# A Sampling theorem for power signals

Any function $f \in PW_{\pi}$ (where $PW_{\pi}$ is the Paley-Wiener space), can be expanded in terms of the orthonormal basis $\{e^{i n x}\}_{n\in \mathbb Z}$ as $$\hat{f}(x)=\sum_{n\in \mathbb Z}\left\langle\hat{f},e^{i n x}\right\rangle_{L^2(-\pi,\pi)} e^{i n x}$$ where $\langle g, h\rangle_{L^2(-\pi,\pi)}=\frac{1}{2\pi}\int_{-\pi}^\pi g(x) \overline{h(x)} dx$. Taking the inverse Fourier transform in previous equation, we obtain the Whittaker-Kotelnikov-Shannon (WKS) sampling theorem, $$f(x)=\sum_{n\in \mathbb Z}f(n) \operatorname{sinc}(x-n), \ \ \ x\in \mathbb R$$ where $\operatorname{sinc}(x)$ is the normalized sinc function.

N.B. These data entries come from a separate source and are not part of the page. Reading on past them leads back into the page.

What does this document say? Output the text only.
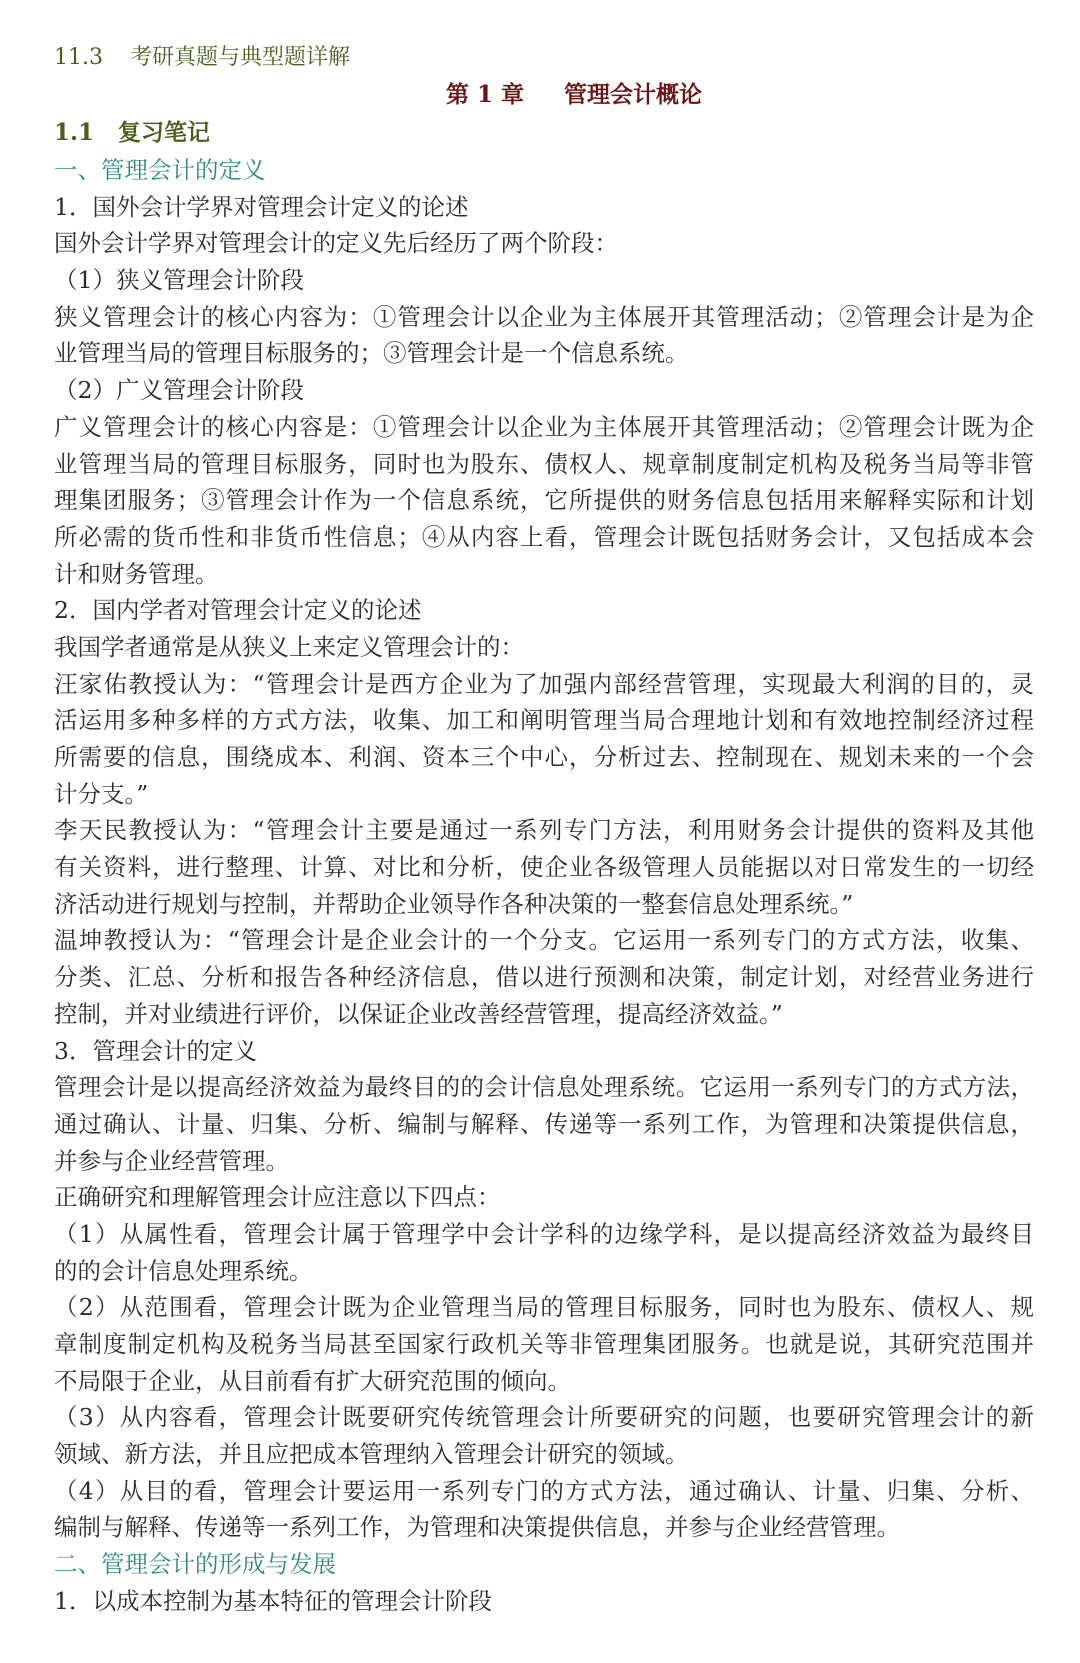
11.3 考研真题与典型题详解
第 1 章 管理会计概论
1.1 复习笔记
一、管理会计的定义
1．国外会计学界对管理会计定义的论述
国外会计学界对管理会计的定义先后经历了两个阶段：
（1）狭义管理会计阶段
狭义管理会计的核心内容为：①管理会计以企业为主体展开其管理活动；②管理会计是为企
业管理当局的管理目标服务的；③管理会计是一个信息系统。
（2）广义管理会计阶段
广义管理会计的核心内容是：①管理会计以企业为主体展开其管理活动；②管理会计既为企
业管理当局的管理目标服务，同时也为股东、债权人、规章制度制定机构及税务当局等非管
理集团服务；③管理会计作为一个信息系统，它所提供的财务信息包括用来解释实际和计划
所必需的货币性和非货币性信息；④从内容上看，管理会计既包括财务会计，又包括成本会
计和财务管理。
2．国内学者对管理会计定义的论述
我国学者通常是从狭义上来定义管理会计的：
汪家佑教授认为：“管理会计是西方企业为了加强内部经营管理，实现最大利润的目的，灵
活运用多种多样的方式方法，收集、加工和阐明管理当局合理地计划和有效地控制经济过程
所需要的信息，围绕成本、利润、资本三个中心，分析过去、控制现在、规划未来的一个会
计分支。”
李天民教授认为：“管理会计主要是通过一系列专门方法，利用财务会计提供的资料及其他
有关资料，进行整理、计算、对比和分析，使企业各级管理人员能据以对日常发生的一切经
济活动进行规划与控制，并帮助企业领导作各种决策的一整套信息处理系统。”
温坤教授认为：“管理会计是企业会计的一个分支。它运用一系列专门的方式方法，收集、
分类、汇总、分析和报告各种经济信息，借以进行预测和决策，制定计划，对经营业务进行
控制，并对业绩进行评价，以保证企业改善经营管理，提高经济效益。”
3．管理会计的定义
管理会计是以提高经济效益为最终目的的会计信息处理系统。它运用一系列专门的方式方法，
通过确认、计量、归集、分析、编制与解释、传递等一系列工作，为管理和决策提供信息，
并参与企业经营管理。
正确研究和理解管理会计应注意以下四点：
（1）从属性看，管理会计属于管理学中会计学科的边缘学科，是以提高经济效益为最终目
的的会计信息处理系统。
（2）从范围看，管理会计既为企业管理当局的管理目标服务，同时也为股东、债权人、规
章制度制定机构及税务当局甚至国家行政机关等非管理集团服务。也就是说，其研究范围并
不局限于企业，从目前看有扩大研究范围的倾向。
（3）从内容看，管理会计既要研究传统管理会计所要研究的问题，也要研究管理会计的新
领域、新方法，并且应把成本管理纳入管理会计研究的领域。
（4）从目的看，管理会计要运用一系列专门的方式方法，通过确认、计量、归集、分析、
编制与解释、传递等一系列工作，为管理和决策提供信息，并参与企业经营管理。
二、管理会计的形成与发展
1．以成本控制为基本特征的管理会计阶段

My question is the following. Sampling theorem, at least in the version that I wrote above, is related to $L^2$ space and so, to scalar product: $$\langle g, h\rangle_{L^2(-\pi,\pi)}=\frac{1}{2\pi}\int_{-\pi}^\pi g(x) \overline{h(x)} dx$$ Instead, usually, for power signals, we define the inner product to be $$\left\langle g\,,\,h\right\rangle = \lim_{T\rightarrow \infty} \frac 1 {2T} \int_{-T}^T g(x)\overline{h(x)}\,dx \tag{1}$$ Is there a version of Sampling theorem related to scalar product (1)? Is it used in signal processing?